Problem
In a provided vector vec we need to find the majority element, if it is present. The majority element is the element that appears in the vector more than n / 2 times, where n is a size of the vector vec.
Example 1:
Input: vec = [4, 8, 7, 4, 4, 5, 4, 3, 1, 4, 4]
Output: 4
Explanation: The majority element is 4 because it appears in the vector 6 times (more than n / 2 = 11 / 2 = 5).
Example 2:
Input: vec = [4, 8, 7, 4, 4, 5, 4, 3, 1, 4]
Output: None
Explanation: There is no the majority element in the vector.
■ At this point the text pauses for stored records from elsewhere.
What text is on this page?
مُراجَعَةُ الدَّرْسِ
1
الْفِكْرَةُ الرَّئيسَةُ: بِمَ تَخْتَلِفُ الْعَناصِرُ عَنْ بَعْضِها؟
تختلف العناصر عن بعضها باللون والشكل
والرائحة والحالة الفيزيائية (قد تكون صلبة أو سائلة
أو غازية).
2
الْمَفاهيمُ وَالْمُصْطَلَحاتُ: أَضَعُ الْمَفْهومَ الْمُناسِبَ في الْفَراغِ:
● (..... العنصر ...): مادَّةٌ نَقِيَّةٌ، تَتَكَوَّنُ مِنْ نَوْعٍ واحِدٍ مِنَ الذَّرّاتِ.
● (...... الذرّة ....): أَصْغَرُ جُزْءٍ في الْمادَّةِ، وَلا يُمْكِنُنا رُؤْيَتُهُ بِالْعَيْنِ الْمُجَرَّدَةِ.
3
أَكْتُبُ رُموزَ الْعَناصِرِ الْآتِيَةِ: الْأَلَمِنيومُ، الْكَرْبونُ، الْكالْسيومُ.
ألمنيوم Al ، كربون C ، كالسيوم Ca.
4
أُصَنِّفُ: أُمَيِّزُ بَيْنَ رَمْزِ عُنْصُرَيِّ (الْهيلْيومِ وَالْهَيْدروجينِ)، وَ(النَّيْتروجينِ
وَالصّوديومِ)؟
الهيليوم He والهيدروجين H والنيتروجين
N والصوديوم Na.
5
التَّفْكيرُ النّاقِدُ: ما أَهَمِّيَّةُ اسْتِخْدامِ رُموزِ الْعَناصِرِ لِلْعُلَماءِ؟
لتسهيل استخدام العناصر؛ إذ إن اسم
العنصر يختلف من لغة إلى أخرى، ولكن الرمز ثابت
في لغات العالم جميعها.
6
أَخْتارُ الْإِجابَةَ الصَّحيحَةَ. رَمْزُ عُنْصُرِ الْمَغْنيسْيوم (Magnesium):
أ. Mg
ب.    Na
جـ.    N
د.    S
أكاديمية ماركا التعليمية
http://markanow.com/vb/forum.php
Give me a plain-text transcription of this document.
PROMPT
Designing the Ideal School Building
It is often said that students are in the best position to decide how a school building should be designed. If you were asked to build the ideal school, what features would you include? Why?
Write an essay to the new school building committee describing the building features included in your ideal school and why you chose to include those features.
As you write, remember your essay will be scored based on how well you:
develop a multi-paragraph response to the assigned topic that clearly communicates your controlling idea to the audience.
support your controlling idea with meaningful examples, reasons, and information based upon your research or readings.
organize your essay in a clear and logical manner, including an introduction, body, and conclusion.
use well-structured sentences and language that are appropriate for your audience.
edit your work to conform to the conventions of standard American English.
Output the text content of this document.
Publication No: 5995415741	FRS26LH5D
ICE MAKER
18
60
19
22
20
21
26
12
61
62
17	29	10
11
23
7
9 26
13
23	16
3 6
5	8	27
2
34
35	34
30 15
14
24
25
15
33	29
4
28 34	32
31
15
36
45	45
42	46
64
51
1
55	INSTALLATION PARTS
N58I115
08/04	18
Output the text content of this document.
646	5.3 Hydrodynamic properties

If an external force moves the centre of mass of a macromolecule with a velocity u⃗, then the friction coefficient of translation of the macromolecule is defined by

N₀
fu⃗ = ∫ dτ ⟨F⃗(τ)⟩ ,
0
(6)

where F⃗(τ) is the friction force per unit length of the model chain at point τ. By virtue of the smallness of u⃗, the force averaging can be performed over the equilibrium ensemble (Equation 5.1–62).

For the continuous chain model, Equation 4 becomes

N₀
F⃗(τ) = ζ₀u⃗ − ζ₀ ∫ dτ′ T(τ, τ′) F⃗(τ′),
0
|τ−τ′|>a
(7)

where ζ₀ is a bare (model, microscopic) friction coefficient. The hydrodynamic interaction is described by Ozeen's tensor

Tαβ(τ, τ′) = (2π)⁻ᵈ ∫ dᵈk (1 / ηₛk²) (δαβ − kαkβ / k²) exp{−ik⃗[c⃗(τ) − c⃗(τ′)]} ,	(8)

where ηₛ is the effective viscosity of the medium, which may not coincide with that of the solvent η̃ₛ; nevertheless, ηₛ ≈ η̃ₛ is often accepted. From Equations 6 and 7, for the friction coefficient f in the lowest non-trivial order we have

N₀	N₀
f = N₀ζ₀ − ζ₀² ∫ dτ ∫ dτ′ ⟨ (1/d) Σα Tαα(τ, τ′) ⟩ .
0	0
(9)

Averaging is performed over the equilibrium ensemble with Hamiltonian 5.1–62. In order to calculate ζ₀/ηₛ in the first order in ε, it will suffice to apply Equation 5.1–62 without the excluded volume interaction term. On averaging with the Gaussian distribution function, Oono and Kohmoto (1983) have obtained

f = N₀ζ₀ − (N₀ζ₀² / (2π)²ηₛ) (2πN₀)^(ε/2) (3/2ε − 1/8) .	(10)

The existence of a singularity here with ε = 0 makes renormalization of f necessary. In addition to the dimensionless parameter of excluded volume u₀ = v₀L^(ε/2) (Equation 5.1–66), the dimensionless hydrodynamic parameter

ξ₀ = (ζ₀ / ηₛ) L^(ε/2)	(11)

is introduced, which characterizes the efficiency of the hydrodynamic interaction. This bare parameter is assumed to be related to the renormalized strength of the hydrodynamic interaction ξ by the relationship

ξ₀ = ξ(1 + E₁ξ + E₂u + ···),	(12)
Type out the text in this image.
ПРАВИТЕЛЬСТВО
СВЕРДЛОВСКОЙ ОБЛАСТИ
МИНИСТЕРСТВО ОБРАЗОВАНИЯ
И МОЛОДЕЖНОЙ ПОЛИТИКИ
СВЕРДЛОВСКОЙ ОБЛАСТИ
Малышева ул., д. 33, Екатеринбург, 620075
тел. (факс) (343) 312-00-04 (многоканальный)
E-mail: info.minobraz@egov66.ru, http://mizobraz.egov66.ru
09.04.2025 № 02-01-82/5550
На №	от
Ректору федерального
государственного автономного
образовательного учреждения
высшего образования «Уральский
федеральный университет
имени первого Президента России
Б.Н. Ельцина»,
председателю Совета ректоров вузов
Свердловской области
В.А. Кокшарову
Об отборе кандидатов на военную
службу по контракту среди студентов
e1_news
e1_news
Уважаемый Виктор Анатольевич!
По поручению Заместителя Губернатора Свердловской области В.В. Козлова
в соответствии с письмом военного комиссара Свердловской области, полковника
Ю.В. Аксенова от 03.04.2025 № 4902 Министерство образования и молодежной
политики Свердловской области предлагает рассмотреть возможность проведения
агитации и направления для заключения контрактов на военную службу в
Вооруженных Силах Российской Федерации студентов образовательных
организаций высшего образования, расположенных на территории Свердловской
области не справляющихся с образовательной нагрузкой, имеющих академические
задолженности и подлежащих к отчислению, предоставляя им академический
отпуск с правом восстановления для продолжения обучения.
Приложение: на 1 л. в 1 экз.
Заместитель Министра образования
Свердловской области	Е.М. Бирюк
Even though 4 is the most common element, it is not the majority element, because it appears only 5 times (not more than n / 2 = 10 / 2 = 5 times).
Example 3:
Input: vec = [1]
Output: 1
Example 4:
Input: vec = [1, 2]
Output: None
Solution
fn find_majority_element(vec: &Vec<i32>) -> Option<i32> {
let mut m = 0;
let mut i = 0;
//first pass:
vec.iter().for_each(|&x| {
if i == 0 {
m = x;
i = 1;
} else if m == x {
i = i + 1;
} else {
i = i - 1;
}
});
//second pass:
let count = vec
.iter()
.fold(0, |count, &x| if x == m { count + 1 } else { count });
//return Some(m) if actual majority, None otherwise:
(count > vec.len() / 2).then(|| m)
}
Explanation
The solution for this problem uses Boyer–Moore majority vote algorithm:
Initialize an element m and a counter i with i = 0
For each element x of the input sequence:
If i = 0, then assign m = x and i = 1
else if m = x, then assign i = i + 1
else assign i = i − 1
Return m
Also we need the second pass over the vector vec because, even when there is no the majority element, the algorithm would yield one of the elements as the result (m). On the second pass, we calculate a number of times (count) we encounter m element to check if that is the actual majority (it appears more than vec.len() / 2 times). If that is the case - we found the majority element. If not - we return None.
Complexity
The time complexity of this solution is O(n) (n is a size of the input vector), but we need to iterate over the input vector twice. The auxiliary space complexity is constant (O(1)).